Most statistics lecturers are pleasant enough, and you should not be afraid to go to them for help with the course, if you need it. They may even announce certain hours when they'll be in their office and available to assist. But be reasonable about this --- if you have missed a class and therefore haven't got whatever was handed out then, you're responsible for your problem, and you should solve it by copying the paper from a friend.

In the olden days, poor lecturers used to defend themselves by saying that by teaching badly, they forced students to think for themselves and learn. This is mostly nonsense, but nevertheless does contain just an element of truth, I feel. There are at least two dangers with a course that is too well-organised and slickly presented. (a) There may be an over-emphasis on training, as contrasted with education. For example, students may learn how to smoothly and competently tackle a problem of a certain type, yet not recognise it when the wording is changed slightly. (b) Students may overestimate how much they are learning and understanding.

When you're doing an assessed piece of work, what you do will naturally be driven by what will get you the marks.
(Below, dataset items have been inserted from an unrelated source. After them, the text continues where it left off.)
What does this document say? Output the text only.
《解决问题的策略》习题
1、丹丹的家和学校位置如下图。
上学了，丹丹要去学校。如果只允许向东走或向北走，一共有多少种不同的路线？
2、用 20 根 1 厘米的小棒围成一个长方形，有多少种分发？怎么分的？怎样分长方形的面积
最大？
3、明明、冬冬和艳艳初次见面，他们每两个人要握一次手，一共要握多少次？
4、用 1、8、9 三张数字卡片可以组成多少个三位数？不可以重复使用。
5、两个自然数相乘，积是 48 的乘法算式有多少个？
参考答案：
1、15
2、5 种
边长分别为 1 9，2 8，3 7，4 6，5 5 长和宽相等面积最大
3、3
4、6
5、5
But at an earlier stage, when you're actually learning the stuff, it will be helpful to think of partial answers that you could give if you didn't know the full answer. For example, suppose you recognise a particular question as requiring you to perform a nonpaired (that is, independent groups) t-test; as well as doing this, think about the partial answers you could have given at earlier stages of your course.

If you only knew about techniques of descriptive statistics, you might draw a box-and-whisker plot to compare the two samples.
If you knew about the standard error of the mean, you might draw a picture showing mean plus or minus 2s.e. of one sample beside mean plus or minus 2s.e. of the other sample.
If you knew that the variance of a difference is the sum of the variances (provided the random variables are independent), you might work out that the difference between the two means is such-and-such, and the corresponding standard error is so-and-so, and notice that the difference is or is not much larger than its s.e.

It is curious that even quite experienced teachers of statistics can find first-year exam questions set by someone else quite difficult --- the language is just sufficiently different that they're not altogether sure what the question is getting at. (I'm not sure what to make of this, except perhaps statistics is a difficult subject to teach and therefore statistics lecturers deserve a pay rise.)

Finally, try not to be too hard on your lecturers: "The young have aspirations that never come to pass, the old have reminiscences of what never happened. It's only the middle-aged who are really conscious of their limitations --- that is why one should be so patient with them."